Donation From Ferring Pharmaceuticals Is the Largest in the Center’s History
The Smithsonian’s Center for Folklife and Cultural Heritage has received a gift of $1.24 million from Ferring Pharmaceuticals to support a groundbreaking research project aimed at sustaining endangered languages. The donation will fund much of the Center’s new “Sustaining Minority Languages in Europe” project for five years. The project will build on the work of the Smithsonian’s Recovering Voices Program and the Center’s cultural-sustainability work. The gift brings the Center to 94 percent completion of its Smithsonian Capital Campaign goal of $4 million.
“This project is the first large-scale comparative approach to language revitalization across communities in relation to broader social, cultural, political and economic factors,” said Michael Mason, director of the Center for Folklife and Cultural Heritage. “We are incredibly grateful to Ferring for supporting this important work. Their generosity will help communities sustain their languages and traditions for many years to come.”

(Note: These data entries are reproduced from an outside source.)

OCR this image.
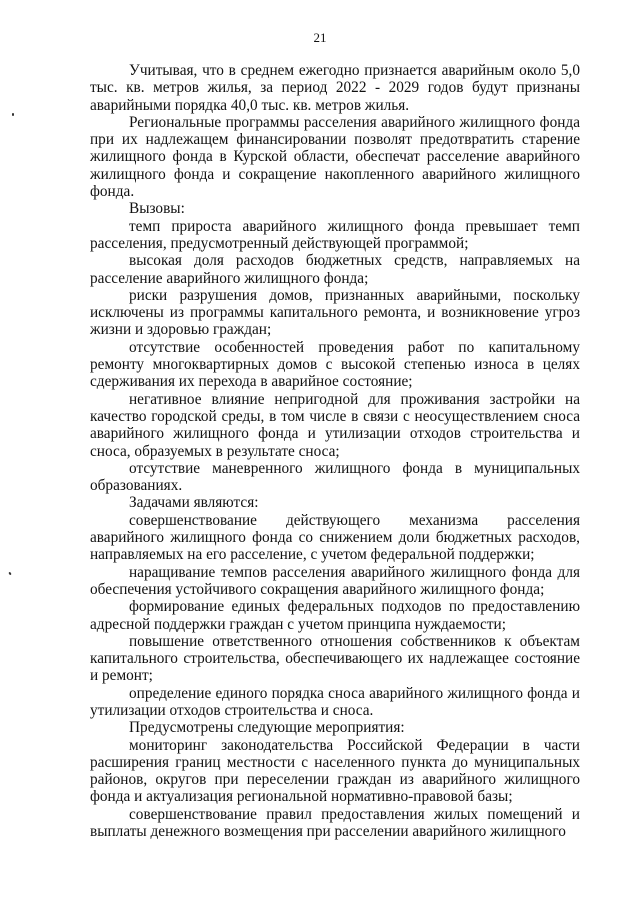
21

Учитывая, что в среднем ежегодно признается аварийным около 5,0 тыс. кв. метров жилья, за период 2022 - 2029 годов будут признаны аварийными порядка 40,0 тыс. кв. метров жилья.

Региональные программы расселения аварийного жилищного фонда при их надлежащем финансировании позволят предотвратить старение жилищного фонда в Курской области, обеспечат расселение аварийного жилищного фонда и сокращение накопленного аварийного жилищного фонда.

Вызовы:

темп прироста аварийного жилищного фонда превышает темп расселения, предусмотренный действующей программой;

высокая доля расходов бюджетных средств, направляемых на расселение аварийного жилищного фонда;

риски разрушения домов, признанных аварийными, поскольку исключены из программы капитального ремонта, и возникновение угроз жизни и здоровью граждан;

отсутствие особенностей проведения работ по капитальному ремонту многоквартирных домов с высокой степенью износа в целях сдерживания их перехода в аварийное состояние;

негативное влияние непригодной для проживания застройки на качество городской среды, в том числе в связи с неосуществлением сноса аварийного жилищного фонда и утилизации отходов строительства и сноса, образуемых в результате сноса;

отсутствие маневренного жилищного фонда в муниципальных образованиях.

Задачами являются:

совершенствование действующего механизма расселения аварийного жилищного фонда со снижением доли бюджетных расходов, направляемых на его расселение, с учетом федеральной поддержки;

наращивание темпов расселения аварийного жилищного фонда для обеспечения устойчивого сокращения аварийного жилищного фонда;

формирование единых федеральных подходов по предоставлению адресной поддержки граждан с учетом принципа нуждаемости;

повышение ответственного отношения собственников к объектам капитального строительства, обеспечивающего их надлежащее состояние и ремонт;

определение единого порядка сноса аварийного жилищного фонда и утилизации отходов строительства и сноса.

Предусмотрены следующие мероприятия:

мониторинг законодательства Российской Федерации в части расширения границ местности с населенного пункта до муниципальных районов, округов при переселении граждан из аварийного жилищного фонда и актуализация региональной нормативно-правовой базы;

совершенствование правил предоставления жилых помещений и выплаты денежного возмещения при расселении аварийного жилищного
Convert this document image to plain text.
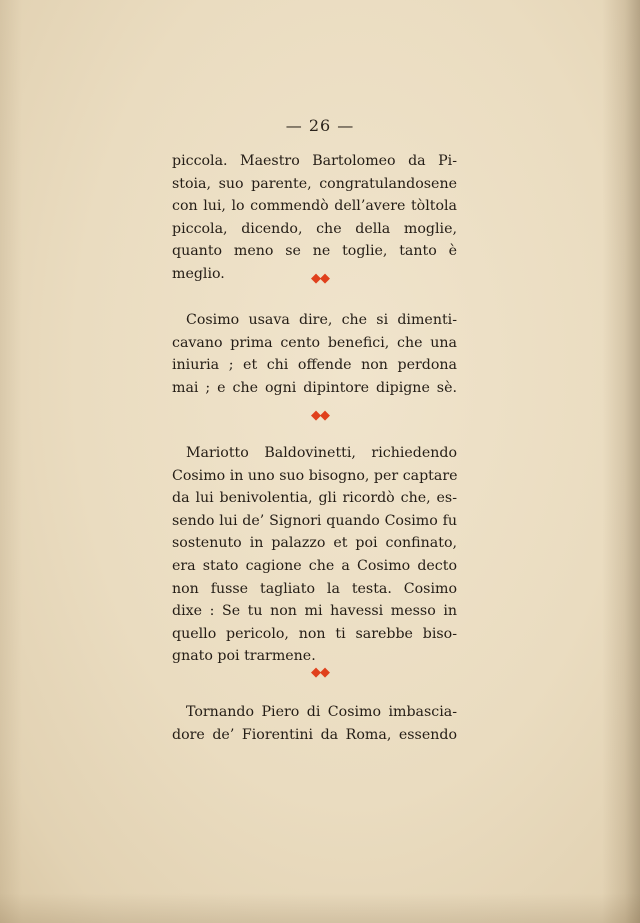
— 26 —
piccola. Maestro Bartolomeo da Pi-
stoia, suo parente, congratulandosene
con lui, lo commendò dell’avere tòltola
piccola, dicendo, che della moglie,
quanto meno se ne toglie, tanto è
meglio.	◆◆
Cosimo usava dire, che si dimenti-
cavano prima cento benefici, che una
iniuria ; et chi offende non perdona
mai ; e che ogni dipintore dipigne sè.
◆◆
Mariotto Baldovinetti, richiedendo
Cosimo in uno suo bisogno, per captare
da lui benivolentia, gli ricordò che, es-
sendo lui de’ Signori quando Cosimo fu
sostenuto in palazzo et poi confinato,
era stato cagione che a Cosimo decto
non fusse tagliato la testa. Cosimo
dixe : Se tu non mi havessi messo in
quello pericolo, non ti sarebbe biso-
gnato poi trarmene.
◆◆
Tornando Piero di Cosimo imbascia-
dore de’ Fiorentini da Roma, essendo
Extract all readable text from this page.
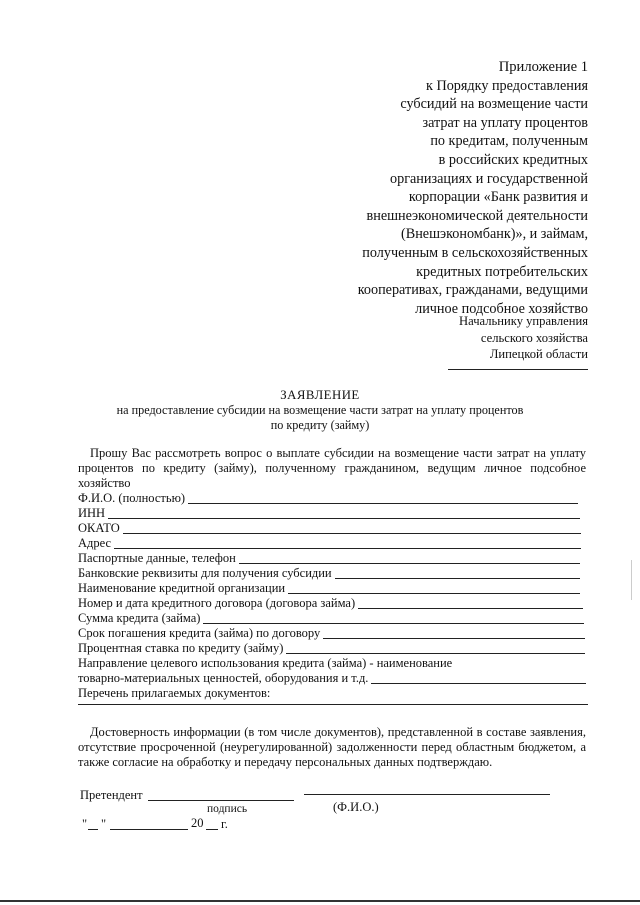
Приложение 1
к Порядку предоставления
субсидий на возмещение части
затрат на уплату процентов
по кредитам, полученным
в российских кредитных
организациях и государственной
корпорации «Банк развития и
внешнеэкономической деятельности
(Внешэкономбанк)», и займам,
полученным в сельскохозяйственных
кредитных потребительских
кооперативах, гражданами, ведущими
личное подсобное хозяйство
Начальнику управления
сельского хозяйства
Липецкой области
ЗАЯВЛЕНИЕ
на предоставление субсидии на возмещение части затрат на уплату процентов
по кредиту (займу)
Прошу Вас рассмотреть вопрос о выплате субсидии на возмещение части затрат на уплату процентов по кредиту (займу), полученному гражданином, ведущим личное подсобное хозяйство
Ф.И.О. (полностью)
ИНН
ОКАТО
Адрес
Паспортные данные, телефон
Банковские реквизиты для получения субсидии
Наименование кредитной организации
Номер и дата кредитного договора (договора займа)
Сумма кредита (займа)
Срок погашения кредита (займа) по договору
Процентная ставка по кредиту (займу)
Направление целевого использования кредита (займа) - наименование
товарно-материальных ценностей, оборудования и т.д.
Перечень прилагаемых документов:
Достоверность информации (в том числе документов), представленной в составе заявления, отсутствие просроченной (неурегулированной) задолженности перед областным бюджетом, а также согласие на обработку и передачу персональных данных подтверждаю.
Претендент
подпись	(Ф.И.О.)
" "	20 г.
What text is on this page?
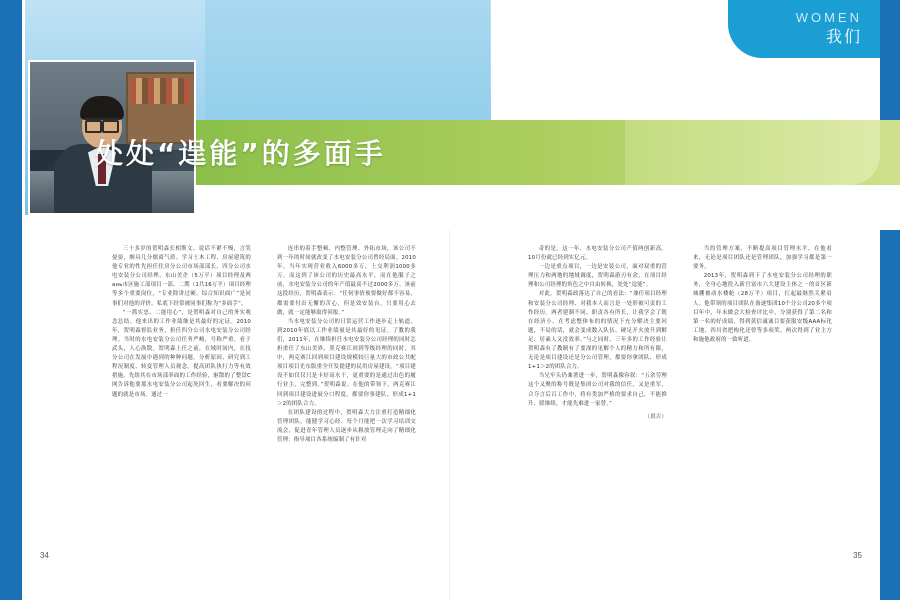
WOMEN
我们
处处“逞能”的多面手

三十多岁的贺明森长相斯文、说话不紧不慢，言笑晏晏，颇具几分儒商气质。学习土木工程、房屋建筑的他专业的性先担任住房分公司市场部部长、四分公司水电安装分公司经理、东山美企（5万平）项目经理及两ань市区施工部项目一部、二期（1共16万平）项目经理等多个重要岗位，“专业除讲过硬、综合知识面广”是同事们对他的评价，私底下经常被同事们称为“多面手”。

“一抓实忠，二能用心”，是贺明森对自己的务实观念总结。他来出的工作业绩继是其最好的定证。2010年，贺明森督监业务，担任四分公司水电安装分公司经理。当时的水电安装分公司任务严峻，号称严重。看于武头，人心涣散。贺明森上任之前，在域时间内，在技分公司在发展中遇到的种种问题。分析原因、研究到工程况制度、转变管理人员观念。提高团队执行力等有效措施，先组其在市场部率面的工作经验，驱散的了整盘C网告诉他要那水电安装分公司起死回生，看要解决的问题的就是市场。通过一

连串的着手整顿、内整管理、外拓市场，该公司不到一年的时间就改变了水电安装分公司曾经局面。2010年，当年实现营业收入6000多万，上交利润1000多万。而这到了该公司的历史最高水平，而在他服子之前，水电安装分公司的年产值最高不过2000多万。该前这段经历，贺明森表示：“任何事情预要做好都不容易，都需要付出无懈的苦心，但是效安装台，只要用心去做，就一定能够取得回报。”

当水电安装分公司的日常运营工作逐步走上轨道，到2010年底以工作业绩量是其最好的见证。了教的我们，2011年，在继续担任水电安装分公司经理的同时怎担重任了东山美界、黑克赛江回到等级经理的同时，其中，两克赛江回到项目建设规模较巨量大的市政公共配项目项目光东版重全开发提建的民用房屋建设。“项目建设不如仅仅只是卡好高水干，更重要的是通过出色的履行业主，完整到。”贺明森说。在他的带领下，两克赛江回到项目建设进展分口程度，都要你事建队、形成1+1＞2的团队合力。

在团队建设的过程中，贺明森大力注重打造精细化管理团队。能健学习心经、每个月能把一次学习培训交流会，促进青年管理人员逐步从粗放管理走向了精细化管理：指导项目各系统编制了有针对

奇的是，这一年、水电安装分公司产值两创新高。10月份就已经到实亿元。

一边是重点项目，一边是安装公司，面对双重的管理压力和两地的地域调度，贺明森游刃有余，在项目经理和公司经理的角色之中自由转换，处处“逞能”。

对此，贺明森政落达了自己的看法：“兼任项目经理和安装分公司经理、对我本人而言是一处形被可责的工作经历。两者建制不同、职责各有所长，让我学会了既在经济小、在考虑整体布的的情况下充分解决主要问题，不局的话，就会变成数入队伍、硬足开火放升到解足、居素人又没效率。”与之同时、三年多的工作经验让贺明森有了教制有了要深的见解个人的精力和所有限，无论是项目建设还是分公司管理，都要你拿团队、形成1+1＞2的团队合力。

当兄牢头仍兼著进一步，贺明森像容叙：“五余劳理这个又聚的称号既是集团公司对我的信任，又是重军，合夺言后百工作中，将有类加严格的要求自己，不能推升、联继续，才能先难进一家替。”

（晨吉）

当的管理方案，不断提高项目管理水平，在他看来，无论是项目团队还是管理团队，加强学习都是第一要务。

2013年，贺明森到下了水电安装分公司经理的职务，全身心地投入新官富市六大建设主体之一的首区新城棚被动水楼舱（28万平）项目，扛起最继然关紧肩人。他带领的项目团队在备逐集团10个分公司20多个项目年中、年末做会大检查评比中，分别获得了第二名和第一名的好成绩，得到黄信诚诚目要获服安级AAA标化工地，四川省把构化还曾等多项奖。两次得到了业主方和施他政府的一致听道。

34	35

The project will address a recognized need for deeper evaluation of approaches to language revitalization. It will compare linguistic and ethnographic data from across several minority language communities to determine factors that drive language revitalization. The Center will collaborate with several international organizations and six research teams over the five-year duration of the program.
“My family heritage includes Frisian, an endangered language, so I am keenly aware of the importance of language to our identity and our humanity,” said Frederik Paulsen, chairman of Ferring Pharmaceuticals and a member of the Center’s advisory council. “The Smithsonian is a leader in the field of cultural sustainability, and the Center is the ideal institution to carry out this groundbreaking research needed to better understand the larger social and cultural milieu within which language revitalization efforts take place.” Paulsen also serves on the boards of the Salk Institute of Biological Research, the Russian Geographical Society and the Royal Textile Academy of Bhutan.